We constructed a dynamic atlas of neural-peripheral immune cells in patients experiencing a MDD-migraine comorbidity. Differentially expressed genes (DEGs) were identified and performed functional enrichment and metabolic analyses of cell types involved in MDD and migraine. Multiple classification models were built by combining single-nucleus RNA sequencing and transcriptome data from patients with MDD to screen hub genes. In addition, cluster, cell communication, and trajectory analyses of major cell types in migraine were performed.
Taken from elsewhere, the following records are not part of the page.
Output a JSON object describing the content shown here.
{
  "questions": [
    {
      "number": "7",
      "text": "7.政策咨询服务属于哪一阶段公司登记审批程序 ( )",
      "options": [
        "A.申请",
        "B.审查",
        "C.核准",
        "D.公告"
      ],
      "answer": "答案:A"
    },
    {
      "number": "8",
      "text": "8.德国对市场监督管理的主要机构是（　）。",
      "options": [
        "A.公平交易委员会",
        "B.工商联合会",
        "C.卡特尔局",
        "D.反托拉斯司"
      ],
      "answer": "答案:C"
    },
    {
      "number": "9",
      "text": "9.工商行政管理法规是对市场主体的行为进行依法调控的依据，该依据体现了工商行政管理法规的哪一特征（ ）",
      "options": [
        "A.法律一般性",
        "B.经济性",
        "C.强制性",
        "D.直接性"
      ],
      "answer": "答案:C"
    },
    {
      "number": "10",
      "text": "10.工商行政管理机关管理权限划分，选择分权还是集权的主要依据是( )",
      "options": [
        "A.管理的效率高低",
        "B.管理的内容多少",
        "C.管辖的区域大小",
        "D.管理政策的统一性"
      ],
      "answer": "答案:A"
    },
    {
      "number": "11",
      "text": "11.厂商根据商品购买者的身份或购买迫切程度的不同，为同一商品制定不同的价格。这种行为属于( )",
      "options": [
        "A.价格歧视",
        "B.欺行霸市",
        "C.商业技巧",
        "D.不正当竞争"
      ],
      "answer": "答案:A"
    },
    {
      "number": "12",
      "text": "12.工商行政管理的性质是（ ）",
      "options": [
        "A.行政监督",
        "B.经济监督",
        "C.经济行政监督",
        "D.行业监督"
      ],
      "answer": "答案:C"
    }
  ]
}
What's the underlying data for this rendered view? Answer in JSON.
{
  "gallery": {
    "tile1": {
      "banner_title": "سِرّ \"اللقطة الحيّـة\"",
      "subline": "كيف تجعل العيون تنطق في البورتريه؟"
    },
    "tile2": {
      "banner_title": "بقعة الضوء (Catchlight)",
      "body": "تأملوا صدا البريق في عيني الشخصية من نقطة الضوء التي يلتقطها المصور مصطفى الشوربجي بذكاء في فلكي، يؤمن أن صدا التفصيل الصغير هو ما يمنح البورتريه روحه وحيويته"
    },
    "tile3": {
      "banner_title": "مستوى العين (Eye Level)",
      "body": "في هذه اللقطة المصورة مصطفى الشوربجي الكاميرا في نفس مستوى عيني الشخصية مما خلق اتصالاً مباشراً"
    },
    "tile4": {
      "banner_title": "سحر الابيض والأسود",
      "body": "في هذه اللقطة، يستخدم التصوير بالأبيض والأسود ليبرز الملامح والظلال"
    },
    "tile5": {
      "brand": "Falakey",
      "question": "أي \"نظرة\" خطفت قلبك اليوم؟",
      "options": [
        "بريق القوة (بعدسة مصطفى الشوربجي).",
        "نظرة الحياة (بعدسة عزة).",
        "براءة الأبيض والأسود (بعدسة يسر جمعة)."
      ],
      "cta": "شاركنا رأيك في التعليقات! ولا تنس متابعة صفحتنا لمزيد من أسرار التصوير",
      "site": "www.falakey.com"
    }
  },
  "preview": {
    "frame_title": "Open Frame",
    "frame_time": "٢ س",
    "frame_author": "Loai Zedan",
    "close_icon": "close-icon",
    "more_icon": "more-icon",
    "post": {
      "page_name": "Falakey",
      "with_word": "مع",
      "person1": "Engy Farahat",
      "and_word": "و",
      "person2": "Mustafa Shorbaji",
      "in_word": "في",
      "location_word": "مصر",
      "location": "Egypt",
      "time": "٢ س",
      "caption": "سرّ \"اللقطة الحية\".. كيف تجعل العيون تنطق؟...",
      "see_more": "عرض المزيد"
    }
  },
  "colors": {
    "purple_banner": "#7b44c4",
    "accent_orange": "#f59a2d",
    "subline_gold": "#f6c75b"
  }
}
Finally, common pathways in MDD-migraine comorbidity were identified.

Results

We identified 60,982 and 22, 523 cells in patients with MDD and migraine, respectively. The proportions of oligodendrocytes and excitatory neurons were increased in the MDD group, while that of T cells was significantly increased in the migraine group. DEGs in the MDD and migraine cell types were associated with Rap1 signaling. Metabolic reprogramming was found to involve in the pathological processes of MDD and migraine. Six hub genes were screened using the optimal model: AHI1, NRCAM, PTMA, RABGAP1L, RPL15, and RPL41. T cells were the major cell subpopulation in migraine, and Naive T cells were the starting point of differentiation. Finally, eight common pathways were identified between MDD and migraine.

Conclusion

This study provides new insights into the pathogenesis of MDD-migraine comorbidity suggesting that the identified key genes and signaling pathways may provide potential targets for the early diagnosis and treatment of the disease.